Definitely not. It is possible to understand the impact of the BGP leak thanks to public route collector such as the University of Oregon Route Views project, the RIPE NCC Routing Information Service (RIS), and the [IIT-CNR Isolario project](http:// http//isolario.it), and results are quite scary. As shown in Figures 1 and 2, 11937 subnets previously announced by 1425 different ASes were re-directed via AS396531 between 10:34 am and 12:40 pm. According to route-views2 collector, which collects BGP data directly from AS701, the situation was probably even worse for direct customers of AS701; the collector recorded 65180 different networks crossing AS396531 belonging to 4553 ASes.
Besides Cloudfare, Amazon, and Facebook, networks owned by Comcast, T-Mobile, Bloomberg, and Fastly have also been affected, as well as networks belonging to ASes that can be attributed to at least nine American banks/credit associations (AS33730 Bank of America, AS393346 City National Bank, AS32996 AgriBank, AS14310 Safra National Bank of New York, AS54418 American National Bank of Texas, AS33504 First National Bank of PA, AS16790 TransNational Payments, AS393714 Wheelhouse Credit Union, AS394145 SCE Federal Credit Union, AS14590 Desert Financial Credit Union, and AS16910 Farm Credit Financial Partners).
As shown in Figure 3, the leak affected ASes belonging to all five Regional Internet Registries, with incidence on the North American registry (ARIN).
Not every tier 1 AS was propagating the leak as they received it from AS 701, showing that not every tier 1 AS is tightly compliant to RFC8212 (Default External BGP Route Propagation Behavior without Policies), which states that “[…] routes are neither imported nor exported unless specifically enabled by configuration.”
Out of 21 ASes marked as Tier 1 in Wikipedia which do not belong to Verizon, only 10 of these ASes never appear in any AS path: AT&T (AS7018), Telia Carrier (AS1299), some ASes of CenturyLink (AS209, AS4323), NTT Comunications (AS2914), GTT Communications (AS3257, AS4436, AS5580) and Orange (AS5511).

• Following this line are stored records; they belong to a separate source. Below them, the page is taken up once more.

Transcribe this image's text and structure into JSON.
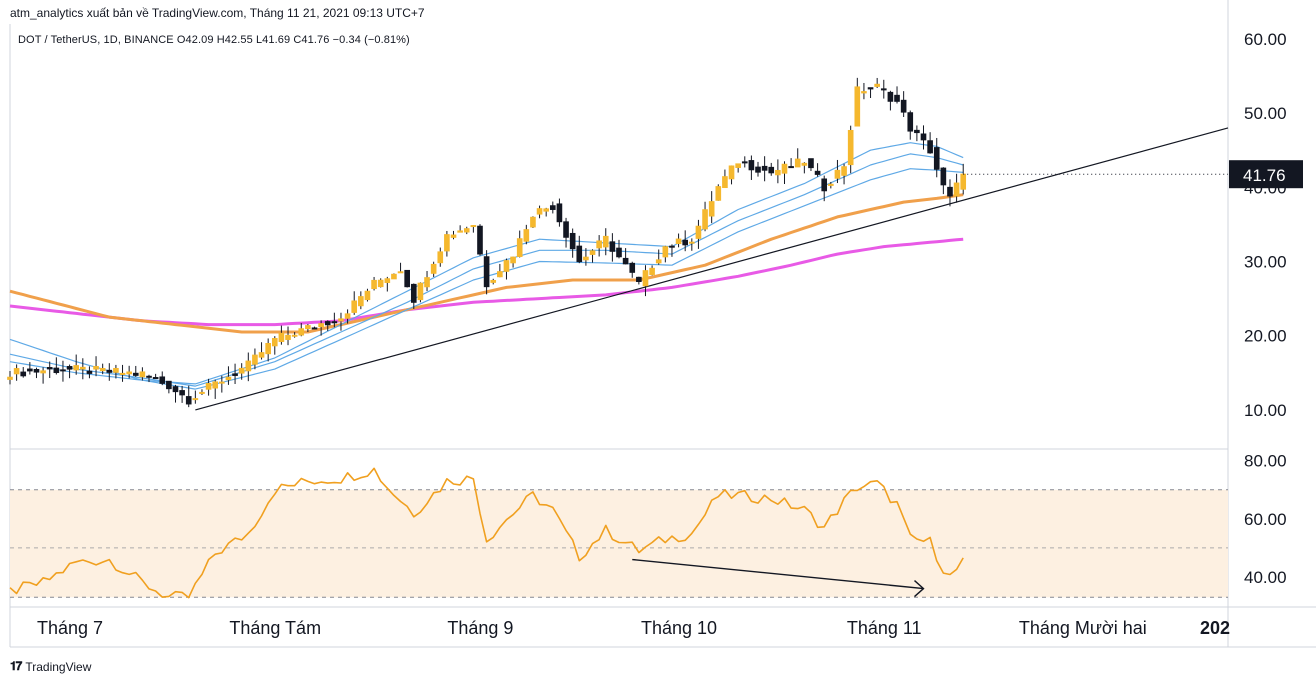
{
  "header": {
    "publisher_line": "atm_analytics xuất bản về TradingView.com, Tháng 11 21, 2021 09:13 UTC+7",
    "symbol_line": "DOT / TetherUS, 1D, BINANCE  O42.09  H42.55  L41.69  C41.76  −0.34 (−0.81%)"
  },
  "footer": {
    "logo_mark": "𝟏𝟕",
    "logo_text": "TradingView"
  },
  "colors": {
    "up": "#f5b82e",
    "down": "#131722",
    "ema_fast": "#5fa9e6",
    "ema_mid": "#f0a04b",
    "ema_slow": "#e85ae6",
    "rsi": "#f0a020",
    "rsi_band": "#fdf0e1",
    "trendline": "#131722"
  },
  "chart_data": [
    {
      "type": "candlestick",
      "title": "DOT / TetherUS, 1D, BINANCE",
      "last_price": "41.76",
      "ylim": [
        5,
        62
      ],
      "y_ticks": [
        "60.00",
        "50.00",
        "40.00",
        "30.00",
        "20.00",
        "10.00"
      ],
      "y_tick_values": [
        60,
        50,
        40,
        30,
        20,
        10
      ],
      "x_tick_labels": [
        "Tháng 7",
        "Tháng Tám",
        "Tháng 9",
        "Tháng 10",
        "Tháng 11",
        "Tháng Mười hai",
        "202"
      ],
      "x_tick_days": [
        0,
        31,
        62,
        92,
        123,
        153,
        184
      ],
      "first_day": 0,
      "last_day": 144,
      "close_anchors": [
        [
          0,
          15.0
        ],
        [
          8,
          15.5
        ],
        [
          14,
          15.2
        ],
        [
          20,
          14.8
        ],
        [
          24,
          13.3
        ],
        [
          27,
          11.4
        ],
        [
          31,
          13.5
        ],
        [
          36,
          16.0
        ],
        [
          40,
          19.5
        ],
        [
          45,
          21.0
        ],
        [
          50,
          22.5
        ],
        [
          55,
          27.0
        ],
        [
          59,
          29.0
        ],
        [
          61,
          25.0
        ],
        [
          66,
          33.5
        ],
        [
          70,
          35.0
        ],
        [
          72,
          27.0
        ],
        [
          76,
          31.0
        ],
        [
          79,
          36.5
        ],
        [
          82,
          37.5
        ],
        [
          86,
          30.0
        ],
        [
          90,
          33.0
        ],
        [
          95,
          27.0
        ],
        [
          99,
          32.0
        ],
        [
          103,
          33.0
        ],
        [
          107,
          40.0
        ],
        [
          110,
          43.5
        ],
        [
          115,
          42.0
        ],
        [
          120,
          43.5
        ],
        [
          123,
          40.0
        ],
        [
          126,
          43.0
        ],
        [
          128,
          53.0
        ],
        [
          131,
          53.5
        ],
        [
          134,
          51.5
        ],
        [
          136,
          48.0
        ],
        [
          139,
          45.0
        ],
        [
          141,
          40.0
        ],
        [
          142,
          38.5
        ],
        [
          144,
          41.76
        ]
      ],
      "ema_fast_anchors": [
        [
          0,
          19.5
        ],
        [
          10,
          16.5
        ],
        [
          20,
          14.0
        ],
        [
          28,
          13.5
        ],
        [
          40,
          17.0
        ],
        [
          50,
          21.5
        ],
        [
          60,
          26.0
        ],
        [
          70,
          30.5
        ],
        [
          80,
          33.0
        ],
        [
          90,
          32.5
        ],
        [
          100,
          32.0
        ],
        [
          110,
          37.0
        ],
        [
          120,
          40.5
        ],
        [
          130,
          45.0
        ],
        [
          136,
          46.0
        ],
        [
          140,
          45.5
        ],
        [
          144,
          44.0
        ]
      ],
      "ema_fast2_anchors": [
        [
          0,
          17.5
        ],
        [
          10,
          15.5
        ],
        [
          20,
          14.3
        ],
        [
          28,
          13.2
        ],
        [
          40,
          16.5
        ],
        [
          50,
          20.5
        ],
        [
          60,
          24.5
        ],
        [
          70,
          29.0
        ],
        [
          80,
          31.5
        ],
        [
          90,
          31.5
        ],
        [
          100,
          31.0
        ],
        [
          110,
          35.5
        ],
        [
          120,
          39.0
        ],
        [
          130,
          43.0
        ],
        [
          136,
          44.5
        ],
        [
          140,
          44.0
        ],
        [
          144,
          43.0
        ]
      ],
      "ema_fast3_anchors": [
        [
          0,
          16.5
        ],
        [
          10,
          15.0
        ],
        [
          20,
          14.0
        ],
        [
          28,
          12.8
        ],
        [
          40,
          15.5
        ],
        [
          50,
          19.5
        ],
        [
          60,
          23.5
        ],
        [
          70,
          27.5
        ],
        [
          80,
          30.0
        ],
        [
          90,
          29.8
        ],
        [
          100,
          29.5
        ],
        [
          110,
          34.0
        ],
        [
          120,
          37.5
        ],
        [
          130,
          41.0
        ],
        [
          136,
          42.5
        ],
        [
          140,
          42.3
        ],
        [
          144,
          42.0
        ]
      ],
      "ema_mid_anchors": [
        [
          0,
          26.0
        ],
        [
          15,
          22.5
        ],
        [
          25,
          21.5
        ],
        [
          35,
          20.5
        ],
        [
          45,
          20.5
        ],
        [
          55,
          22.5
        ],
        [
          65,
          24.5
        ],
        [
          75,
          26.5
        ],
        [
          85,
          27.5
        ],
        [
          95,
          27.5
        ],
        [
          105,
          29.5
        ],
        [
          115,
          33.0
        ],
        [
          125,
          36.0
        ],
        [
          135,
          38.0
        ],
        [
          140,
          38.5
        ],
        [
          144,
          39.0
        ]
      ],
      "ema_slow_anchors": [
        [
          0,
          24.0
        ],
        [
          10,
          23.0
        ],
        [
          20,
          22.0
        ],
        [
          30,
          21.5
        ],
        [
          40,
          21.5
        ],
        [
          50,
          22.0
        ],
        [
          60,
          23.5
        ],
        [
          70,
          24.5
        ],
        [
          80,
          25.0
        ],
        [
          90,
          25.5
        ],
        [
          100,
          26.5
        ],
        [
          110,
          28.0
        ],
        [
          118,
          29.5
        ],
        [
          125,
          31.0
        ],
        [
          132,
          32.0
        ],
        [
          138,
          32.5
        ],
        [
          144,
          33.0
        ]
      ],
      "trendline": [
        [
          28,
          10.0
        ],
        [
          184,
          48.0
        ]
      ]
    },
    {
      "type": "line",
      "title": "RSI",
      "ylim": [
        30,
        83
      ],
      "y_ticks": [
        "80.00",
        "60.00",
        "40.00"
      ],
      "y_tick_values": [
        80,
        60,
        40
      ],
      "band": [
        33,
        70
      ],
      "midline": 50,
      "rsi_anchors": [
        [
          0,
          35
        ],
        [
          5,
          38
        ],
        [
          10,
          45
        ],
        [
          15,
          46
        ],
        [
          20,
          38
        ],
        [
          24,
          33
        ],
        [
          27,
          33
        ],
        [
          31,
          48
        ],
        [
          36,
          55
        ],
        [
          40,
          70
        ],
        [
          45,
          73
        ],
        [
          50,
          74
        ],
        [
          55,
          77
        ],
        [
          57,
          71
        ],
        [
          61,
          62
        ],
        [
          66,
          73
        ],
        [
          70,
          74
        ],
        [
          72,
          53
        ],
        [
          76,
          62
        ],
        [
          79,
          68
        ],
        [
          82,
          63
        ],
        [
          86,
          47
        ],
        [
          90,
          56
        ],
        [
          95,
          49
        ],
        [
          99,
          53
        ],
        [
          103,
          55
        ],
        [
          107,
          68
        ],
        [
          110,
          68
        ],
        [
          115,
          67
        ],
        [
          120,
          63
        ],
        [
          123,
          57
        ],
        [
          126,
          66
        ],
        [
          128,
          71
        ],
        [
          131,
          72
        ],
        [
          134,
          65
        ],
        [
          136,
          53
        ],
        [
          139,
          52
        ],
        [
          141,
          43
        ],
        [
          142,
          40
        ],
        [
          144,
          45
        ]
      ],
      "divergence_arrow": [
        [
          94,
          46
        ],
        [
          138,
          36
        ]
      ]
    }
  ]
}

Some of these ISPs are known to take route leak prevention very seriously (e.g. NTT Communications and AT&T), while others may appear in the list simply because of a lack of data in BGP collectors.
End-user monitoring is a must!
As of today, the Internet is so complex and dynamic that prevention and good MANRS (Mutually Agreed Norms for Routing Security) alone are not enough to guarantee those routing anomalies will not happen. Over the years, we have seen multiple incidents caused by routing issues. A fundamental and complementary action to prevention is the monitoring of the inter-domain routing system.
A BGP monitoring infrastructure able to receive and analyze in real-time BGP data from multiple collectors could generate alarms as soon as routing anomalies are perceived, allowing the involved networks to take counter-measures quickly, saving time and money.
BGP leaks like these bring the spotlight back to monitoring strategies and how the right monitoring strategy can mitigate and even prevent such incidents. Visibility at different layers of the application is necessary. It is the only way you can take control during a major incident; this monitoring strategy is what answers crucial questions such as:
- What was the impact on the end-user experience?
- How did the issue impact business?
- What was the root cause of the issue?
Catchpoint does exactly this. With Catchpoint, you monitor from where it matters while effectively eliminating blind spots in your monitoring strategy and regain visibility to quickly detect, identify, and take actions.
The internet is very fragile; we see it with DNS and BGP leaks every day. We hope to see a good Root Cause Analysis by all the parties involved (Verizon, DQE and others). It’s also time to rethink how some of these must change to add layers of control, security, etc. so we can have a more stable and reliable Internet.
Alessandro Improta and Luca Sani contributed to the data collection and analysis contained in this article.